Masters of Health Magazine November 2023 | Page 14

Question: You had great success with your previous books but Disconnect didn’t have that same pickup. Why do you think that is?

Devra Davis: This is a tough issue. All of us now are dependent on this technology for our daily lives. There are people who would rather leave their house without their underwear than their phones. Oh, and more people do not even have a landline although they are safer and more secure. But it has become a part of life, and the addictive property  of the technology, it's physiologically addicting because it gives you a dopamine hit, the same thing as drugs, sex, rock and roll, cocaine. You get the satisfaction in the brain and I think that the addiction is quite powerful and very, very difficult for people to overcome. At the same time, I'm not at all unaware that there are great values of this technology, but it has to be like every technology that's ever existed. We have to make it become a tool for us rather than we becoming a tool for it.

This is really a book for grandparents because it seems that grandparents are starting to wonder why can't they get their grandkids to talk to them, which has always been a problem, but now they have a third party in the room and that's the iPad or the phone or the video game or whatever it is that these young children are so preoccupied with that they can't look up and make eye contact or have a conversation.

Question: It seems that that's less a problem of cellular radiation than it is the dopamine effect.

Devra Davis: I think that's true, but it's the cellular radiation as well as the psycho-sociological  addiction that this has created. They're both relevant. And we're hoping that this time around more and more people will be open to this important, and now, I think, undeniable fact that we've got to take a step back if we want to reclaim human aspects of relationships, which we are losing to the technology.

Question: Why did you start Environmental Health Trust?

Devra Davis: Originally, I started it to help the work of the University of Pittsburgh Cancer Institute Center for Environmental Oncology as a way to get information out to the public. Then, when I left that post, It was obvious to me that there was a clear and pressing need for practical advice to be provided to the public about how to identify and avoid environmental health hazards.

Question: So it didn't really have anything to do with cell phone radiation, in particular?

Devra Davis: I think that was one of the top issues that we were working on at the time, as well as hazardous cleaning products and household materials and cosmetics and things that people use every day without realizing that they were exposing themselves unnecessarily to things that would increase their risk of chronic disease years later.

Question: But it seems like EHT is moving toward cell phone radiation exclusively. Is that true?

Devra Davis: No. We have concentrated on wireless radiation because we think it's one of the biggest unrecognized and underappreciated public health threats the world faces today. But the work that we've done in the past on air pollution and endocrine disruptors and other environmental hazards remains of interest as well.

Question: So what improvements, if any, as far as cell phone radiation goes have occurred since Disconnect was published?

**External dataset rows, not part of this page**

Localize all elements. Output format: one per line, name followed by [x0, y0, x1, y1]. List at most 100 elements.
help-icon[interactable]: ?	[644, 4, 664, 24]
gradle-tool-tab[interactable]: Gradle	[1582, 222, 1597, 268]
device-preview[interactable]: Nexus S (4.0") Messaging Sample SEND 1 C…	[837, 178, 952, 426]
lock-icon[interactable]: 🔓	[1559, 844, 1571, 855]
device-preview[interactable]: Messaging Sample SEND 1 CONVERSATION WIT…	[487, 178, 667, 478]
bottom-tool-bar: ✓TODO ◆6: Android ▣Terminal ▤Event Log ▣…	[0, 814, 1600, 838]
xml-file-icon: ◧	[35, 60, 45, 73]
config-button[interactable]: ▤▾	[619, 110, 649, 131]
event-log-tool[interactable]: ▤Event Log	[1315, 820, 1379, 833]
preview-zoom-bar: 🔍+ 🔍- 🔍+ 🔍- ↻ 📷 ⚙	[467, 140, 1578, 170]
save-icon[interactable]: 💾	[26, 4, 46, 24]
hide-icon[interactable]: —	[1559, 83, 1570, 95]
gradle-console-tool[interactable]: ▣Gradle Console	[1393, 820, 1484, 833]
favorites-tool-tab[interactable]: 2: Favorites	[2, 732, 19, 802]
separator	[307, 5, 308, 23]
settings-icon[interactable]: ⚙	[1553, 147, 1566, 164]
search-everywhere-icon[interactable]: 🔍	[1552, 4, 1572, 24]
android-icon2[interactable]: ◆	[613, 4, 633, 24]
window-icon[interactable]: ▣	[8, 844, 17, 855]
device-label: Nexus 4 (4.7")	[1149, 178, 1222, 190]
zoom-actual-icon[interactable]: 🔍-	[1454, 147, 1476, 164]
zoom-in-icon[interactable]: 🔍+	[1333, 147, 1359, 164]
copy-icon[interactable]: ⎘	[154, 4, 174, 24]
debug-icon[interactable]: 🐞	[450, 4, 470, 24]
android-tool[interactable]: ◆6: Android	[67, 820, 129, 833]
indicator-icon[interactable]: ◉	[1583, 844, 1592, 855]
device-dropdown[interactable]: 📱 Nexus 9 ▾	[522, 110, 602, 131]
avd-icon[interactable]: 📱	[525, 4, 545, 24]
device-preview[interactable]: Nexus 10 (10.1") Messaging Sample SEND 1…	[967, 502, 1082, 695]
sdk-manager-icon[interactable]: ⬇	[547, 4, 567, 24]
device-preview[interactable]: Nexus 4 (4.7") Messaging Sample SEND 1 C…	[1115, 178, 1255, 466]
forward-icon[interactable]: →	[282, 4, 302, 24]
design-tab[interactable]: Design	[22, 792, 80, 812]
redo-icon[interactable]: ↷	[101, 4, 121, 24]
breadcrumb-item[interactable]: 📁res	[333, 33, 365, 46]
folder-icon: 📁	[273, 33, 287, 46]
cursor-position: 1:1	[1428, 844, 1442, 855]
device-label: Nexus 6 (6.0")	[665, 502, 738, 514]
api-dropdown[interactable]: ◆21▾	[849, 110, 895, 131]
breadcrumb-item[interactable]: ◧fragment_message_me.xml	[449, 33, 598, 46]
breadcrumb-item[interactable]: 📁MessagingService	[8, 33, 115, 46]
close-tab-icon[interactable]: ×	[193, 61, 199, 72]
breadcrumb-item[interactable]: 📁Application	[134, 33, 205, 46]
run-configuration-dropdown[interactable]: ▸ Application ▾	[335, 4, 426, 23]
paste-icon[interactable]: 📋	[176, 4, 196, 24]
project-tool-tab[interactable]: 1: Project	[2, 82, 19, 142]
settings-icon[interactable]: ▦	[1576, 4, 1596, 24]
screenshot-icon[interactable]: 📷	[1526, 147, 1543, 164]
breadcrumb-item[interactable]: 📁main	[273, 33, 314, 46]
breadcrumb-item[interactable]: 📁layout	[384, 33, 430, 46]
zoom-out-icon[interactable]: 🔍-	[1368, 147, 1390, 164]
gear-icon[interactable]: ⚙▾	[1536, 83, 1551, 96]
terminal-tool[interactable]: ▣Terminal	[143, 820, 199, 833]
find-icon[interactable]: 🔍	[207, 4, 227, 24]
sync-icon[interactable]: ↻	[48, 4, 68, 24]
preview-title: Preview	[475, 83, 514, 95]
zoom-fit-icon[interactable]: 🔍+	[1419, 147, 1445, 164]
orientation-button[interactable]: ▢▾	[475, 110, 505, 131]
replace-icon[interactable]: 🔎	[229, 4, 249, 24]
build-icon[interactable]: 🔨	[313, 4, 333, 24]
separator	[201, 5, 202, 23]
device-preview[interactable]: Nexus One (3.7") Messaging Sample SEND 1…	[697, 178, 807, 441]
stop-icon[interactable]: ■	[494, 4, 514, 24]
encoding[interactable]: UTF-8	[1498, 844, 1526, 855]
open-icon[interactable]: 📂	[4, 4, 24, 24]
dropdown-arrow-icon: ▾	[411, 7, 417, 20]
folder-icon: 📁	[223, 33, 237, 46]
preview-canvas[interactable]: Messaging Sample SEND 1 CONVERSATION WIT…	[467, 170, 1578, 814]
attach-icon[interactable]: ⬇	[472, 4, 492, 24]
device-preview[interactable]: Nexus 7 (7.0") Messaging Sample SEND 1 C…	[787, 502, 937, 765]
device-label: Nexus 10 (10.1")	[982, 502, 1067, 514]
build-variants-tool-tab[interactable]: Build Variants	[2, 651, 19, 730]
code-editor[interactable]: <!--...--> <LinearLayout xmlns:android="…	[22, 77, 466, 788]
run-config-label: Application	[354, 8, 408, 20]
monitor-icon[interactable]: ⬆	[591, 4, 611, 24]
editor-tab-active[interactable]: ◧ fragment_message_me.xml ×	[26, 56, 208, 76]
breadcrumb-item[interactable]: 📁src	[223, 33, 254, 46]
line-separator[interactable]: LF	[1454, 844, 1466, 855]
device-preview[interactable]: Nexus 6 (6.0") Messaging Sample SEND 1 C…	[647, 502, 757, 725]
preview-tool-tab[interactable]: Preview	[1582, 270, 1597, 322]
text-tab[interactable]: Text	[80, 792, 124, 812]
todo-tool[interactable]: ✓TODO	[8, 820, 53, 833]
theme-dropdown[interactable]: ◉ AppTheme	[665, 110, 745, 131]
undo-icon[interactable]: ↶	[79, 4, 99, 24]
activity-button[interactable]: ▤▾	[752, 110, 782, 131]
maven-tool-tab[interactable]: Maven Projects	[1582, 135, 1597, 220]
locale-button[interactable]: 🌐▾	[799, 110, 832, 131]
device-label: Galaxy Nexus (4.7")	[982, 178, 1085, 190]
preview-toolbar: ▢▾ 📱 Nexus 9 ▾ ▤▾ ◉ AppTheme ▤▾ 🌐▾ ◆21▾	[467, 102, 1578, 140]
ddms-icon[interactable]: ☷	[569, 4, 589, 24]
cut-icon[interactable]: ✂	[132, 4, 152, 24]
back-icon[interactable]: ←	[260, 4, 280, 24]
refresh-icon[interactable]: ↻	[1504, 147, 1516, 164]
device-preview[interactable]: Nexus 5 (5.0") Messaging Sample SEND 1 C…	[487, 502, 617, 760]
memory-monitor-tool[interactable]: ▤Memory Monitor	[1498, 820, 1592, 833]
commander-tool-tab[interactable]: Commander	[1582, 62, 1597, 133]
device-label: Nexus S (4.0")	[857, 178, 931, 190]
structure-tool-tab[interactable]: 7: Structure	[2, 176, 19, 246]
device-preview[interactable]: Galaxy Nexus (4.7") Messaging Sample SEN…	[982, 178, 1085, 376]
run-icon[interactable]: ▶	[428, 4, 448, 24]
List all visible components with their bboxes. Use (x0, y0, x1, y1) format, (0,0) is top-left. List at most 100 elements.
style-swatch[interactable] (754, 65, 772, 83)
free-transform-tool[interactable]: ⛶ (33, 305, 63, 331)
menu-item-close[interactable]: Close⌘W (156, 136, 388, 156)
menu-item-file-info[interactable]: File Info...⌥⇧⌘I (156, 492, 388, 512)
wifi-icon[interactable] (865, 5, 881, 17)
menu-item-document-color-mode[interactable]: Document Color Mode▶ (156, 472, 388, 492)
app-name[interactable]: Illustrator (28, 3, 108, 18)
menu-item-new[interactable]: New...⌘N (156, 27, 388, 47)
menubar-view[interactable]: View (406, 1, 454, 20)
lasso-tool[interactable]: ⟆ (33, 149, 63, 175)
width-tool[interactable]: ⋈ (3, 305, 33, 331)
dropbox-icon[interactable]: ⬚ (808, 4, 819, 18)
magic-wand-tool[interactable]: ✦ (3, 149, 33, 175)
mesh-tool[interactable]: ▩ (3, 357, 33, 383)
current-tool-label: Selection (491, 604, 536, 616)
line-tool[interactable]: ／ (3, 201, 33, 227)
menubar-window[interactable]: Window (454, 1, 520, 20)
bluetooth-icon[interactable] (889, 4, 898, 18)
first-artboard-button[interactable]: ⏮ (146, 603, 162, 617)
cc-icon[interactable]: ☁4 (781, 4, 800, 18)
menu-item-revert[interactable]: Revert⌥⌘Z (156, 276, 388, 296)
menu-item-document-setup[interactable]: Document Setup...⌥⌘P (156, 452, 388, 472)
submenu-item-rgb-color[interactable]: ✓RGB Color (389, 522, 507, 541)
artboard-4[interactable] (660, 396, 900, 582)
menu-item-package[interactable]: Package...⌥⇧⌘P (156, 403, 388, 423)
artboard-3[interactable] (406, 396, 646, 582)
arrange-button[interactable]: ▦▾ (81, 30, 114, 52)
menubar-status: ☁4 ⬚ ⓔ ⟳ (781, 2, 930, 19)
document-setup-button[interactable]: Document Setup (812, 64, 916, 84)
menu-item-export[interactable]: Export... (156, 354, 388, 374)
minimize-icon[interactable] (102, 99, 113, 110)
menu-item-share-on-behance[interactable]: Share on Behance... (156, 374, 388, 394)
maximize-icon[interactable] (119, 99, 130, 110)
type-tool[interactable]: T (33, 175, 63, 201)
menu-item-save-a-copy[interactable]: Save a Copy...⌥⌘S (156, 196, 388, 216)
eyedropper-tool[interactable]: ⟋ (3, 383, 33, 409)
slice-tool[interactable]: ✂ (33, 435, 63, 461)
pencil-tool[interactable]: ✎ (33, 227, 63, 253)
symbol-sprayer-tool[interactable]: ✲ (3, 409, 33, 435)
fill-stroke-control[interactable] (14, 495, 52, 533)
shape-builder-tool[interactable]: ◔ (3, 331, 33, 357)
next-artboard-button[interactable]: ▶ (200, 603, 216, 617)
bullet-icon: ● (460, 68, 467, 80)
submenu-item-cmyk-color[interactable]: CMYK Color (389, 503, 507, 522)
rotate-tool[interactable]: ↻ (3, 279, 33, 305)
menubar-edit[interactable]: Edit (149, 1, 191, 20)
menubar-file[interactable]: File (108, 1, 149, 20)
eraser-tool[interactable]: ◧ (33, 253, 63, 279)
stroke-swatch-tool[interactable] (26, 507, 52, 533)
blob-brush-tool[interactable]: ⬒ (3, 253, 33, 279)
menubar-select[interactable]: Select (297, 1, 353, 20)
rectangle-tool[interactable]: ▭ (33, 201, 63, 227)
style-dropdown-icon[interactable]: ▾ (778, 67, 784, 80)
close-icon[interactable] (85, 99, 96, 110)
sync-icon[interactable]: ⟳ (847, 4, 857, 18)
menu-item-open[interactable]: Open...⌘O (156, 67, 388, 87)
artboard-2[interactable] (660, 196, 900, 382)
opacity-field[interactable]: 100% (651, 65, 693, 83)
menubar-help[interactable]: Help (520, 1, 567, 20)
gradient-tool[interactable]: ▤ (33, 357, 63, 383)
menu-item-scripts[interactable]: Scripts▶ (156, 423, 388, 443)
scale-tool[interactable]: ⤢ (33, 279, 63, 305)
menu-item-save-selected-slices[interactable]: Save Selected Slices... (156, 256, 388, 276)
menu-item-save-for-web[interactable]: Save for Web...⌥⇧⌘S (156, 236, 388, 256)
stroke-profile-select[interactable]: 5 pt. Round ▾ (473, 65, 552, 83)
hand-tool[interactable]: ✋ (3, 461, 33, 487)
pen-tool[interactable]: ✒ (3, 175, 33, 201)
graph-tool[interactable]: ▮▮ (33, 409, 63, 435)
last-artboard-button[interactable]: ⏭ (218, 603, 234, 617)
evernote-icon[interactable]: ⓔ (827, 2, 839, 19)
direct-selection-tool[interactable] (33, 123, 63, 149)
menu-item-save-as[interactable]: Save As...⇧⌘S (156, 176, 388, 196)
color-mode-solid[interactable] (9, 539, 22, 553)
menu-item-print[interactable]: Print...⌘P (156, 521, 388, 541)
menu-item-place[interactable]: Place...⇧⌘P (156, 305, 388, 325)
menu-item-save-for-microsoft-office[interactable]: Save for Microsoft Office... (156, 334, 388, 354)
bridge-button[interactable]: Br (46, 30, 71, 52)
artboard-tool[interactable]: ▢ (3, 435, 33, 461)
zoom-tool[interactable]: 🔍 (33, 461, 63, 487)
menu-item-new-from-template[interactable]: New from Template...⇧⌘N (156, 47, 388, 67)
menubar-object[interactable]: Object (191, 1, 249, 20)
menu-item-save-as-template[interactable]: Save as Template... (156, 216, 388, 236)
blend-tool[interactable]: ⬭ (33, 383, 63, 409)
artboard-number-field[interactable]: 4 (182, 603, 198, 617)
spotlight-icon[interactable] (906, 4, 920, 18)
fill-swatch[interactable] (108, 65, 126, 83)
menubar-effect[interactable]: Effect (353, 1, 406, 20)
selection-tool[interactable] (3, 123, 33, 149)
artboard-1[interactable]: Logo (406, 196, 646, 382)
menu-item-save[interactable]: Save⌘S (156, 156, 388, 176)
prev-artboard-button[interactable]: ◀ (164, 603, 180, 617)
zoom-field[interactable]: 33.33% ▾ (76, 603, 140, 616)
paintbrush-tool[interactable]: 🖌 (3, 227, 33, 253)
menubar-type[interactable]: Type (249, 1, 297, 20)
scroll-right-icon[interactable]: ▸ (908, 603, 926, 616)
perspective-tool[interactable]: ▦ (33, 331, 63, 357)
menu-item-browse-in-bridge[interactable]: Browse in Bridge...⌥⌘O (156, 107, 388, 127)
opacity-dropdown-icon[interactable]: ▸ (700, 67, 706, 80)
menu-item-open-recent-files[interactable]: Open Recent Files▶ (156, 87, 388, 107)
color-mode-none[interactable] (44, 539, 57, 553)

Devra Davis: I'm not sure you can call it an improvement but when Disconnect was first written, there were very thin pages of 6-point font type. Pamphlets that included information about the distances that phones were tested from the body up to an inch off the body. And once the book was published, the industry decided that they would put that

information buried inside operating systems, where it is now in all of the devices. You no longer have those pieces of paper to throw away when you open up your phone box. In addition, I think there is a growing appreciation on the part of some in the industry that they need to use the software and hardware fixes that are available to reduce radiation whenever possible. But the pushback has come from the lawyers because of course, eventually there will be billions of dollars paid to the people who have been harmed by cell phone radiation. But that's going to take decades to slog it out through the courts and again the industry is well fortified with attorneys to protect them.

Question: What does the future look like, in your mind, if things remain as they are?

Devra Davis: First of all, things are not going to remain as they are. I'm sure within the industry, there is a very lively debate taking place, and we know this because people have told me that that is the case. And because of people like Frank Clegg, who is a member of our board now, and former president of Microsoft Canada, who assures me that they have quite the capacity to make improvements that are needed. We are where we were with cars in the 1960s. We know we need the equivalent of airbags and seat belts on phones; that there are safer ways to design phones and routers so that they automatically go to sleep except when they're needed so they're not on 24/7. So that when they feel that they're in your pocket, which they can sense, that they go to sleep, that they wake up when needed and that those very simple changes in software can radically reduce the amount of exposures that we're all getting.